Friday, April 1, 2016

FINDING LOST FRIENDS AT EASTER


During the last weeks of Lent I finished:  Pilgrimage & Exile: Mother Marianne of Moloka’i . It is a massive work of almost 500 pages, with at time, minute details that may seem to bog down the story, but in the end it is a well worth journey.  I did a blog on St. Marianne 10/21/2012 at the time of her canonization. In the meantime I had my trip back to Hawaii last November, plus the "fates" found other connections for me.

My friend Judy drew St. Damian of Moloka'i as her patron for the year and decided to dig into his history.  One of the treasures she found and sent to me was a pictorial history of Kalaupapa. While reading the book on St. Marianne I was able to follow with the photos. It was almost as though I was there. I had visited Kalaupapa, flying in with the mailman, fifty years ago- an experience I never forgot, so the book was very special.


For months I have been trying to rack my brains for the name of the professor at Univ. of Hawaii I interviewed for a class I took on Literature of the Pacific.  We were to do a book review and in the library I found a book on Moloki’a written by this local. I decided to interview him for the paper.

I vividly remember him but not his name.  When one reads on Kindle, access to authors is not in the forefront of one’s reading as is the case when one holds a book.  While I knew the author of this work on St. Marianne was a nun from her order, I did not realize there was a second author. When I finished the story I was surprised to find a name  that rang a bell, so I looked him up and behold it was my lost professor!

Prof. Bushnell- as I remember him

O.A. (Oswald Andrew – Ozzy) BUSHNELL descended from contract laborers from Portugal and Norway and a mechanic from Italy.

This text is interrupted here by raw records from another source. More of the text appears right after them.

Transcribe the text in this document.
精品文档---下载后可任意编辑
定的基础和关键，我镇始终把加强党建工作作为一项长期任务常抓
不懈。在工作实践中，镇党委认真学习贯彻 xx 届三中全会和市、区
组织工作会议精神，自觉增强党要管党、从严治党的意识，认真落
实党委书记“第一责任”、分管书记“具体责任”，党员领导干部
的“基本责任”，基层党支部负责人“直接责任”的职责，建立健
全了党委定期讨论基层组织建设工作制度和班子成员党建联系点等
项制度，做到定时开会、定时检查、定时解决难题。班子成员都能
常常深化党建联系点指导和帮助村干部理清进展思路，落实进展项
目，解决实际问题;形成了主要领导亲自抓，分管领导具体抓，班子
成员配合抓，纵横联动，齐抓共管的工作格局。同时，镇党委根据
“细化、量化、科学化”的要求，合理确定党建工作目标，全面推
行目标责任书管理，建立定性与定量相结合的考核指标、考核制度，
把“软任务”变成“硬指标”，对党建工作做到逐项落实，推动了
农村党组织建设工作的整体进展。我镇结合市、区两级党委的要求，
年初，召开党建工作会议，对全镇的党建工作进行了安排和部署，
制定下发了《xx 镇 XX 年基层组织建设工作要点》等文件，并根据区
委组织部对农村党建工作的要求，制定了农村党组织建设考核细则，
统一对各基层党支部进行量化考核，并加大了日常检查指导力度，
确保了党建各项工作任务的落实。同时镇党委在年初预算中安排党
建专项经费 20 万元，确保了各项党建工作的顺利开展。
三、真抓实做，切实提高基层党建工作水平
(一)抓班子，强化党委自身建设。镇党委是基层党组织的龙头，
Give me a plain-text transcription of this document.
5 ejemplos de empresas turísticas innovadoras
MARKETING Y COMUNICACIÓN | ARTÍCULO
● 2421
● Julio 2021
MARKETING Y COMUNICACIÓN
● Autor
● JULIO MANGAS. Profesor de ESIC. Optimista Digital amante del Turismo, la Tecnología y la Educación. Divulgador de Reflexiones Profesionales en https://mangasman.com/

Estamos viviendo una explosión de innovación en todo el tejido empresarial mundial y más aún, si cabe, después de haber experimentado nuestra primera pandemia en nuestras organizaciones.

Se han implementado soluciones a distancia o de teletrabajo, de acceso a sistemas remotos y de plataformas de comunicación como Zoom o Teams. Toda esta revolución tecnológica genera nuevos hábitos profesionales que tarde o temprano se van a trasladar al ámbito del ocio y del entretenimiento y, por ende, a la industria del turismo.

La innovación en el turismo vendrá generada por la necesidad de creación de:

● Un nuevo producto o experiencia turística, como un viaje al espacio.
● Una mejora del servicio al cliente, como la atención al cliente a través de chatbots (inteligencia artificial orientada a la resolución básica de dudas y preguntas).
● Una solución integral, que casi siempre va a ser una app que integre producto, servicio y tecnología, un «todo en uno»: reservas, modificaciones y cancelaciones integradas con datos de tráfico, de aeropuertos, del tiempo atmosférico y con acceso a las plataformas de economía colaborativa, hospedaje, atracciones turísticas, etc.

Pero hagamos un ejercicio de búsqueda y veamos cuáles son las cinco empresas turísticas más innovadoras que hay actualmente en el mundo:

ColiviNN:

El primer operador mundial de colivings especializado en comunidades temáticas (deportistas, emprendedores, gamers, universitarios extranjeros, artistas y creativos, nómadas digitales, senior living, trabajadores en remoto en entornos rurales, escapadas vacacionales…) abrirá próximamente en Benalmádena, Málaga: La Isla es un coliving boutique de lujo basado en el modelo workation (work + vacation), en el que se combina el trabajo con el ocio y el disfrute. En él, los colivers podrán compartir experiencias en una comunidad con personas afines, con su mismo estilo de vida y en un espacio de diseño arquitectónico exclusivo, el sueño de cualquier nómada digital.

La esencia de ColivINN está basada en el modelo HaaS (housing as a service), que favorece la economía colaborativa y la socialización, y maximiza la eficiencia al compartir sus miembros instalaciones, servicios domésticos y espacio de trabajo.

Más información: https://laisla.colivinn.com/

He was born in the working-class neighborhood of Kakaʻako. His friends and classmates in the area were Chinese, Japanese, Portuguese, Hawaiian, and "hapa-haole" (part-white), so he grew up "local," mastering Hawaiian "pidgin" as well as English as his novels attest. As a youngster he developed a love for the cultures of Hawai`i as well as literature and classical music. He graduated in 1934 from the University of Hawaii, where he served as student body president. 
By 1937 he had earned both his MS and PhD degrees in bacteriology from the University of Wisconsin and later worked and taught  at George Washington University Medical School in Washington D.C. He returned to Hawai`i in 1940 working for the Department of Health on Kaua`i and Maui before joining the U.S Army after the attack on Pearl Harbor. Following the war he taught at the University of Hawaii, retiring in 1970 as emeritus professor of medical microbiology and medical history. 
Dr. Bushnell's first novel, The Return of Lono, won the “Atlantic Monthly’s fiction award" in 1956, at a time when most books about Hawaiʻi were written by outsiders. His later novels dealt with other aspects of Hawaiʻi's history and he encouraged and inspired many other local writers to tell their own stories. Molokaʻi (1960) tells the story of leprosy patients quarantined at Kalaupapa; Kaʻaʻawa (1972) describes life on Oʻahu in the 1850s, during the great smallpox epidemic when many native Hawaiians were dying of newly introduced diseases. In 1974, the Hawaiʻi Literary Arts Council presented him an Award for Literature, saying he "brought life to fact and reality to fiction."
His historical works include Hawaii: A Pictorial History (1969) with Joseph Feher and Edward Joesting, and A Walk Through Old Honolulu (1975.

His last work, Gifts of Civilization: Germs and Genocide in Hawaii (1993), combined his interests in microbiology, Hawaiian history and literature. It remains the definitive study of how Native Hawaiians, having lived in isolation for centuries, were very nearly wiped out by exposure to newly introduced diseases such as TB, smallpox and leprosy.


Dr. Bushnell was a member of the Historical Commission for the Cause of Mother Marianne. Pilgrimage and Exile, the fruit of his careful research, is the inspiring story of a great and holy woman, who lived a life of extraordinary dedication, sacrifice, and faith.

Today, she continues to remain an example of faith, courage, and spiritual connectedness to all. While Dr. Bushnell did not live to see her canonization, I am sure he was in a place to rejoice with her! And I am glad to have found him again!